Analysis of Ignitor Discharges with Double X-point Magnetic Configurations

The Ignitor experiment\footnote{B.Coppi, A.Airoldi, F.Bombarda, et al.,\textit{Nucl. Fusion} \textbf{41}, 1253 (2001)} was proposed and designed to achieve ignited and sub-ignited conditions in well confined deuterium-tritium plasmas. Thanks to its unique features (high magnetic field up to 13 T, high plasma current up to 11 MA, and high plasma density up to $5 \times 10^{20} \rm m^{-3}$), Ignitor is the only device capable of exploring plasma regimes that are relevant to a net power producing D-T reactor and are not accessible to other existing or planned machines.

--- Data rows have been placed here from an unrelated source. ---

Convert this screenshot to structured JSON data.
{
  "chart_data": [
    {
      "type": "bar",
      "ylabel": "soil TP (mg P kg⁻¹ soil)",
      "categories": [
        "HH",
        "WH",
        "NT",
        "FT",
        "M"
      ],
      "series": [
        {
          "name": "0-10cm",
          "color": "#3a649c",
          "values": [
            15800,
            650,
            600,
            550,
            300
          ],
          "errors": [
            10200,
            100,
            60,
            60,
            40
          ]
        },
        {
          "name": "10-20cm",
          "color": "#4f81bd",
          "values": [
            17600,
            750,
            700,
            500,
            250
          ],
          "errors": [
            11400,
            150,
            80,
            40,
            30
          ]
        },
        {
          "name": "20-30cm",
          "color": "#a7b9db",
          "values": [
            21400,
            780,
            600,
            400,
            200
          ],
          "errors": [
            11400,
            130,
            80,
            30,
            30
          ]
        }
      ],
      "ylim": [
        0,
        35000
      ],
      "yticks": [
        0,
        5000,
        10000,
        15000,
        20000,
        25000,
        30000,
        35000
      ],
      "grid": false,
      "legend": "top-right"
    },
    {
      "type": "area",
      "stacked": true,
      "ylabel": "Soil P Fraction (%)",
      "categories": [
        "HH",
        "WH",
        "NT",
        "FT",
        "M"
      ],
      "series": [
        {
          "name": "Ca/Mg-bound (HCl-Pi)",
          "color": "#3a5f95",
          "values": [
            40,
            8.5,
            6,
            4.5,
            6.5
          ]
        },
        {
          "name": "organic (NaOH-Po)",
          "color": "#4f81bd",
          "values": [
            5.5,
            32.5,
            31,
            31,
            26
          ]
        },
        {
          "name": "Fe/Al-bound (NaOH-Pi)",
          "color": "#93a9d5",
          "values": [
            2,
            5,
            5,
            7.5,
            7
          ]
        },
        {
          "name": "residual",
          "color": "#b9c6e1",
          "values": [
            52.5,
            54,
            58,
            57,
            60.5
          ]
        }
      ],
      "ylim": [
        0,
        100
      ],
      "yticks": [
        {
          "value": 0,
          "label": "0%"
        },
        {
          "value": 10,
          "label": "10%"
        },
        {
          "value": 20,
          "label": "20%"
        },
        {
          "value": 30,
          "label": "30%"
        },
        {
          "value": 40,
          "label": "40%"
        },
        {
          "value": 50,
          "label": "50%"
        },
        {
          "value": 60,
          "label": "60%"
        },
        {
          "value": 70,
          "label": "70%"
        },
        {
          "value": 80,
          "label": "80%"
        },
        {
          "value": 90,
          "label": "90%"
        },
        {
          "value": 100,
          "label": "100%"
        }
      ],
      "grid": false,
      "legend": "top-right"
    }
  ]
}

Double X-point scenarios with magnetic field up to 13 T and plasma current up to 9 MA are analyzed. In these configurations, the access to a high confinement state is assumed when the available plasma heating power, supported by the injected auxiliary power, is larger than the L-H threshold value, according to recent suggested scalings\footnote{D.C. McDonald, A.J. Meakins, et al., \textit {PPCF} \textbf{48}, A439 (2006)}. The H-regime is modeled by a global reduction of the thermal transport coefficients used for the L-regime. Situations in the presence and in the absence of sawtooth oscillations have been investigated. Quasi-stationary conditions can be attained when a process producing re- distribution of pressure and current profiles is active.